1. Sunyi

130 15 4
                                    

Jakarta, Oktober, 2007

Anak berusia 4 tahun tengah bersenang-senang dengan hujan. Wajahnya tampak ceria, ia seperti orang yang bebas melakukan apa pun tanpa ada halangan.

"Uza, ayo masuk!" suara Mamah menghentikan aktivitasnya.
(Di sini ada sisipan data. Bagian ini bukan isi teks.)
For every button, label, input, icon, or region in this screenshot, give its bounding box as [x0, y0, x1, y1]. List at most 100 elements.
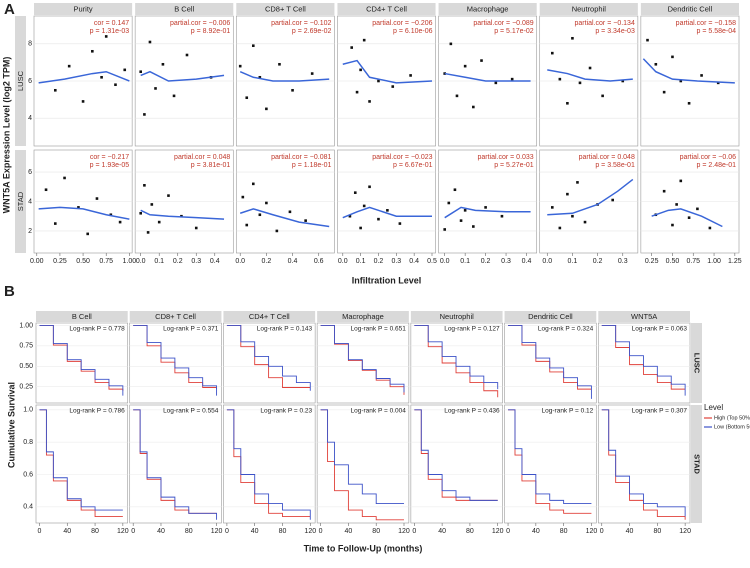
x-tick-label: 0.25 — [645, 258, 659, 265]
column-title: Neutrophil — [572, 4, 607, 13]
row-strip — [691, 323, 702, 403]
p-value: p = 5.58e-04 — [696, 28, 736, 35]
survival-curve — [414, 324, 499, 390]
point — [687, 101, 691, 105]
x-tick-label: 0.1 — [568, 258, 578, 265]
column-title: Purity — [73, 4, 92, 13]
y-tick-label: 0.75 — [19, 343, 33, 350]
x-tick-label: 0 — [506, 528, 510, 535]
x-tick-label: 120 — [211, 528, 223, 535]
correlation: partial.cor = −0.206 — [372, 20, 432, 27]
y-tick-label: 4 — [28, 115, 32, 122]
fit-line — [140, 70, 225, 82]
point — [679, 179, 683, 183]
point — [675, 203, 678, 206]
survival-curve — [133, 324, 218, 396]
point — [258, 75, 262, 79]
point — [143, 184, 146, 187]
point — [139, 70, 142, 74]
point — [662, 189, 666, 193]
column-strip — [337, 3, 436, 15]
point — [447, 201, 451, 205]
y-axis-title: WNT5A Expression Level (log2 TPM) — [1, 57, 11, 214]
x-tick-label: 0 — [600, 528, 604, 535]
survival-curve — [226, 324, 311, 391]
x-tick-label: 0.4 — [409, 258, 419, 265]
x-tick-label: 0.0 — [136, 258, 146, 265]
x-axis-title: Time to Follow-Up (months) — [304, 543, 423, 553]
point — [671, 55, 674, 59]
point — [185, 53, 189, 57]
log-rank: Log-rank P = 0.063 — [632, 326, 688, 333]
point — [368, 185, 371, 189]
x-tick-label: 120 — [304, 528, 316, 535]
point — [550, 206, 554, 209]
x-tick-label: 1.25 — [728, 258, 742, 265]
log-rank: Log-rank P = 0.554 — [163, 408, 219, 415]
x-tick-label: 0.0 — [235, 258, 245, 265]
point — [480, 59, 483, 62]
point — [398, 222, 402, 225]
point — [77, 206, 80, 209]
panel-label: A — [4, 1, 15, 18]
fit-line — [547, 69, 633, 82]
plot-panel — [504, 322, 597, 404]
point — [91, 49, 94, 53]
legend-label: High (Top 50%) — [714, 415, 750, 421]
point — [377, 217, 380, 221]
survival-curve — [226, 409, 311, 520]
column-strip — [410, 311, 503, 322]
x-tick-label: 0.25 — [53, 258, 67, 265]
column-strip — [598, 311, 690, 322]
log-rank: Log-rank P = 0.143 — [257, 326, 313, 333]
column-strip — [438, 3, 537, 15]
x-tick-label: 0.6 — [314, 258, 324, 265]
survival-curve — [601, 409, 686, 517]
survival-curve — [320, 409, 404, 521]
panel-label: B — [4, 283, 15, 300]
y-tick-label: 0.50 — [19, 363, 33, 370]
point — [310, 72, 314, 75]
x-tick-label: 80 — [372, 528, 380, 535]
log-rank: Log-rank P = 0.778 — [69, 326, 125, 333]
fit-line — [547, 178, 634, 216]
point — [391, 85, 395, 88]
p-value: p = 6.10e-06 — [393, 28, 433, 35]
survival-curve — [133, 409, 218, 520]
point — [463, 209, 467, 212]
x-tick-label: 80 — [560, 528, 568, 535]
x-tick-label: 0.0 — [440, 258, 450, 265]
legend-label: Low (Bottom 50%) — [714, 424, 750, 430]
plot-panel — [129, 404, 222, 524]
point — [348, 214, 352, 218]
point — [139, 211, 142, 215]
x-tick-label: 0 — [38, 528, 42, 535]
x-tick-label: 0.1 — [154, 258, 164, 265]
point — [621, 79, 625, 83]
correlation: partial.cor = −0.023 — [372, 154, 432, 161]
point — [359, 226, 362, 230]
y-tick-label: 8 — [28, 41, 32, 48]
y-tick-label: 2 — [28, 228, 32, 235]
row-label: LUSC — [16, 70, 25, 91]
p-value: p = 3.58e-01 — [595, 162, 635, 169]
x-tick-label: 120 — [398, 528, 410, 535]
point — [671, 223, 674, 227]
column-title: CD8+ T Cell — [155, 312, 196, 321]
point — [716, 81, 720, 85]
point — [150, 203, 154, 206]
row-label: STAD — [16, 191, 25, 211]
survival-curve — [320, 324, 405, 395]
column-title: CD4+ T Cell — [366, 4, 407, 13]
point — [251, 182, 255, 186]
point — [708, 226, 712, 230]
x-tick-label: 0.2 — [374, 258, 384, 265]
point — [288, 210, 292, 214]
point — [578, 81, 582, 85]
x-tick-label: 0.2 — [481, 258, 491, 265]
y-axis-title: Cumulative Survival — [6, 382, 16, 468]
point — [353, 191, 357, 194]
p-value: p = 1.18e-01 — [292, 162, 332, 169]
plot-panel — [597, 322, 691, 404]
x-tick-label: 1.00 — [123, 258, 137, 265]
"Nanti Mah, aku masih ingin bermain," balasnya.

Wanita itu menatap anaknya dengan penuh kehangatan. Namun, di sisi lain. Ada anak sulungnya yang tengah melihat adiknya bermain hujan. Gadis itu tidak ikut bermain, dengan alasan ia tidak menyukai hujan.

"Kakak, ayo main." Ajak sang adik. Namun, sang kakak hanya diam. Tidak membalas ucapan adiknya.

"Ira, kamu kenapa?" Kini wanita itu mendekati anak sulungnya. Tetapi, Ira tidak menghiraukan sang mamah. Seharusnya di usianya, anak-anak senang bermain. Tapi, tidak dengan Ira, gadis itu banyak diam dan seolah tak peduli.

"Ira, jawab Mamah sayang," masih dengan nada bicara yang lembut. Sang mamah mengajak anaknya berbicara.

"Ira mau masuk," jawabnya singkat. Gadis itu melangkah pergi dari teras rumah. Mamah hanya bisa menatap kepergian putrinya.

Uza yang melihat aksi kakaknya dari kejauhan. Menghampiri mamah. "Mah, kak Ira kenapa?"

Mamah hanya tersenyum menatap anak bungsunya. Mengajak putrinya untuk masuk. "Ayo masuk, nanti kamu masuk angin."

Uza pun tidak menolak, ia berlari kecil dan bersenandung. Mengisi rumah yang sunyi menjadi ramai. Mamah yang melihat senyum kebahagiaan dari Uza ikut tersenyum juga. "Andai, kakakmu seperti kamu, sayang, Mamah juga ingin melihat dia tersenyum," ucapnya lirih.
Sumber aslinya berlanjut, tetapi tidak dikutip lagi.